I probably change things up more often than is good for me…but I use a gentle creamy cleanser from Aesop that I’ve been committed to for a couple of years! It took me a while to find something both gentle but that actually feels like it cleans off your sunscreen etc. Eye creams change all the time, but right now I have one from Sahajan (I use their brightening mask too…found it through Laura Wright of The First Mess!).

I always use an oil (love LOA!) at night with some vigorous facial massage because all the the muscles in my face are really tense. Some people store stress in their shoulders, I guess for me it’s my face! And because I’m over 40, skin turnover is an obsession. A 10% AHA has changed my life.

7. If you haven’t been feeling the greatest, what are some tips you like to do to reset?

I’m a really hardcore introvert in an extroverted job, so a combination of fresh air-movement-alone time is my secret sauce. Going outside for a walk or run with some good music is the best medicine for me.
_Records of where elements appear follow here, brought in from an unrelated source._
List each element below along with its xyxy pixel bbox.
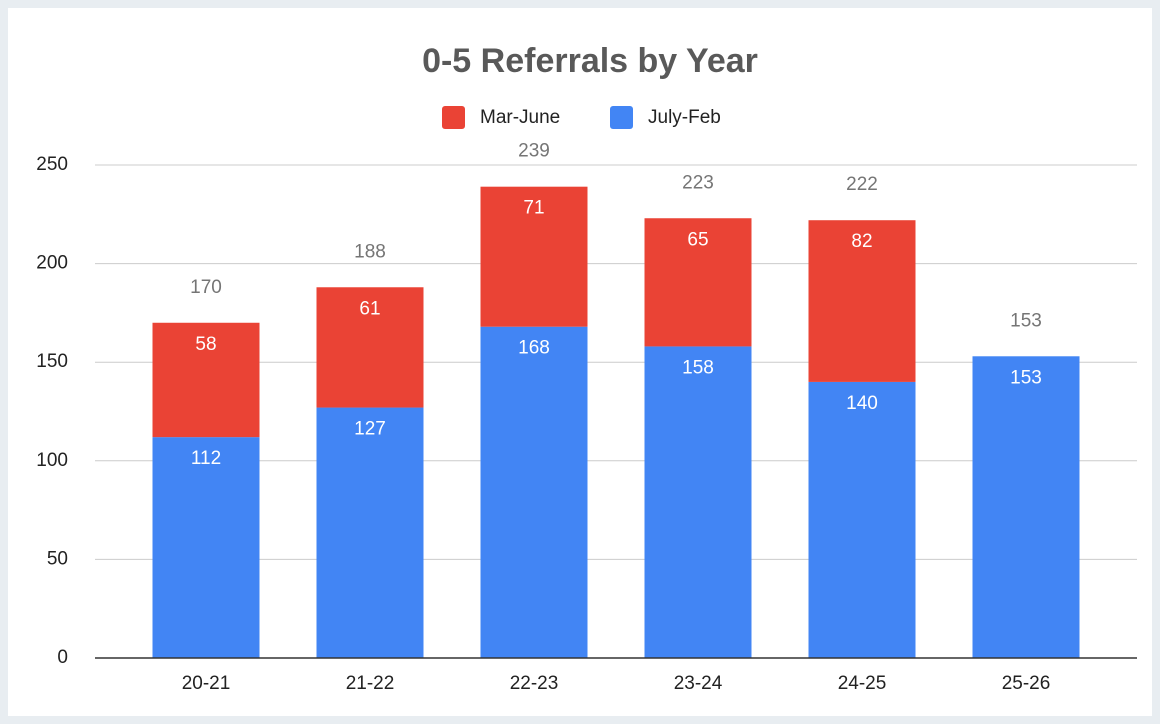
x-tick-label: 24-25 xyxy=(838,673,887,694)
bar-segment xyxy=(152,322,260,438)
legend-swatch xyxy=(610,106,633,129)
bar-segment xyxy=(972,356,1080,658)
bar-segment xyxy=(152,437,260,658)
data-label: 168 xyxy=(518,338,550,359)
legend-label: July-Feb xyxy=(648,107,721,128)
total-label: 188 xyxy=(354,241,386,262)
data-label: 71 xyxy=(523,198,544,219)
y-tick-label: 50 xyxy=(47,548,68,569)
bar-segment xyxy=(480,186,588,327)
data-label: 82 xyxy=(851,231,872,252)
data-label: 112 xyxy=(191,448,221,469)
x-tick-label: 22-23 xyxy=(510,673,559,694)
bar-segment xyxy=(808,381,916,658)
y-tick-label: 0 xyxy=(57,647,68,668)
data-label: 58 xyxy=(195,334,216,355)
bar-segment xyxy=(316,287,424,408)
y-tick-label: 250 xyxy=(36,154,68,175)
legend-label: Mar-June xyxy=(480,107,560,128)
total-label: 153 xyxy=(1010,310,1042,331)
y-tick-label: 100 xyxy=(36,450,68,471)
total-label: 223 xyxy=(682,172,714,193)
data-label: 140 xyxy=(846,393,878,414)
bar-segment xyxy=(644,218,752,347)
chart-title: 0-5 Referrals by Year xyxy=(422,42,758,80)
data-label: 127 xyxy=(354,419,386,440)
bar-segment xyxy=(316,407,424,658)
data-label: 158 xyxy=(682,357,714,378)
data-label: 61 xyxy=(359,298,380,319)
x-tick-label: 25-26 xyxy=(1002,673,1051,694)
bar-segment xyxy=(644,346,752,658)
data-label: 153 xyxy=(1010,367,1042,388)
y-tick-label: 150 xyxy=(36,351,68,372)
x-tick-label: 20-21 xyxy=(182,673,231,694)
legend-swatch xyxy=(442,106,465,129)
bar-segment xyxy=(480,326,588,658)
data-label: 65 xyxy=(687,229,708,250)
x-tick-label: 23-24 xyxy=(674,673,723,694)
total-label: 170 xyxy=(190,277,222,298)
y-tick-label: 200 xyxy=(36,253,68,274)
bar-segment xyxy=(808,220,916,382)
total-label: 222 xyxy=(846,174,878,195)
x-tick-label: 21-22 xyxy=(346,673,395,694)
total-label: 239 xyxy=(518,141,550,162)
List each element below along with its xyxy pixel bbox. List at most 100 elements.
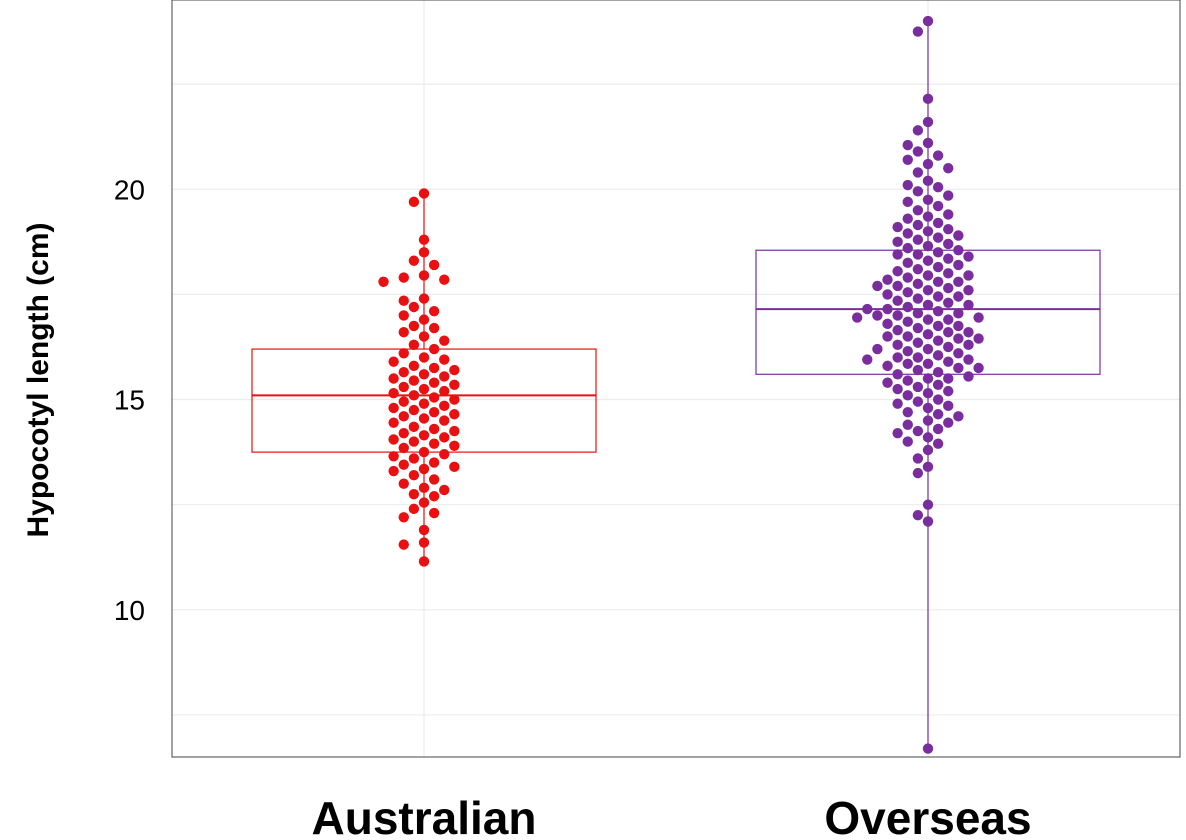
data-point xyxy=(872,310,883,321)
data-point xyxy=(428,259,440,271)
data-point xyxy=(428,306,440,317)
data-point xyxy=(912,352,924,363)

8. You have a rebrand coming up with a focus on transformative nutrition, which is so exciting! Can you tell us more about what the rebrand and what transformative nutrition means to you?

Thank you! The incredible team at BEST Studio dreamed it up…they’re so talented!

After almost 9 years in practice, I had never done an official branding for my business and it started to feel like the external wasn’t really matching up with who I was and what mattered to me. Spending so much time online, sometimes I really get into my own head about what I do. I had to go back to my ‘why’ as a north star for what’s coming next.

I’ve seen good nutrition actually transform lives for the better. And that’s what I’m here to do. When it was just me, one-on-one with a client, it gave me so much purpose to help people find tools that really do transform their relationship to food, to their bodies and to nutrition itself. They gained energy, felt better, and lost fear.

So in a digital space, sometimes it’s tricky to educate on the nitty gritty of while not creating a space that feels positive, non-judgemental and inclusive. But not everyone has the privilege of seeing a dietitian for an hour or two, so it’s so important to me that folks can find supportive and trustworthy spaces online. And that’s why I work so hard to create them. In fact, I just launched a free, non-social media based community called Nutrition with Desiree so we can share food and ideas in a non-diet space that’s not going to feed you a bunch of diet culture via some algorithm.